Second: After the baby is born, heel heel blood screening is congenital thyroid dysfunction.Blood collection should be performed 2 ~ 7D after the baby is born, and the best within 2 ~ 4D after birth.The cut point value is 10 ~ 20 mIU/L.The positive review of the serum TSH and FT4 is immediately reviewed.The diagnostic standards are determined by laboratories based on the reference value of this laboratory.Serum TSH> 9 miu/L, FT4 <7.7pmol/L can be used as a reference.
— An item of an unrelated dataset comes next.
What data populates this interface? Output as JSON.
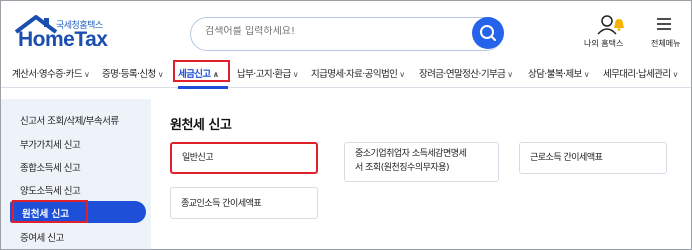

Also pay attention to the TSH reference value of special pregnancy.Different areas, different laboratories, and reagents from different manufacturers will make this reference value different.Therefore, each guide recommends the establishment of the reference value range of different people during different pregnancy.If the TSH specific reference value range cannot be established, it is recommended to limit the reference value of the early TSH in the early pregnancy to 4.0miu / L.

Avoid iodine deficiency

After speaking, the thyroid function test form, and there is a more relationship with thyroid disease is iodine nutrition. This is also what expectant mothers need to pay attention to.

During pregnancy, the synthesis of thyroid hormones increases, the renal iodine excretion increases, and the demand for fetal iodine has increased. Therefore, the amount of iodine of pregnant women is significantly increased compared to non -pregnancy women.Women who have sufficient iodine -taking in pre -pregnancy and pregnancy can ensure that sufficient iodine reserves in thyroid gland can meet the increased demand for thyroid hormone during pregnancy.

According to WHO recommendation standards: women are intended to ensure iodine intake of at least 250µg/d per day for women during pregnancy, pregnancy and lactation.In order to ensure the above iodine intake, in addition to the normal diet, an additional iodine is required every day.Iodine is preferably iodide, or composite vitamins containing potassium iodide in the same dose.However, iodine supplementation cannot be excessive, and excessive iodine supplementation can easily cause fetal hypothyroidism.Avoid iodine with continuous intake of more than 500 g/d.

So how to grasp this section?You can judge through the median urinary iodine.The criteria for pregnancy and lactating iodine nutrition during pregnancy and lactation in 2007 are: severe iodine deficiency: urinary iodine <20µg/L; moderate iodine deficiency: urinary iodine 20 ~ 50µg/L; mild iodine deficiency: urinary iodine 51 ~ 149µg/L; iodine is sufficient: 150 ~ 249µg/L urine iodine; over sufficient amount of iodine: 250 ~ 499µg/L urine iodine; excessive iodine: urinary iodine> = 500µg/L.

I hope that every expectant mother can make reasonable iodine supplement and healthy conception, and have a smart and strong baby!

Source: Medical Community


1. Endocrinology Branch of the Chinese Medical Association, Medical Branch of the Chinese Medical Association.

2. Ding Rong, Fan Jianxia. The Interpretation of the Guidelines for the Diagnosis and Treatment of Pitchnsal Diseases of pregnancy and postpartum thyroid disease in the United States.

3. World Health Organization/International Council for the Control of the iODINE DISONCYRDERS/United Nations Children ‘WHO/ICCIDD/Unicef). . Assessment of the iODINE DEFICIENCY DISORDERDers and Monitoring Their Elimination. World Health Organization, Geneva. 2007.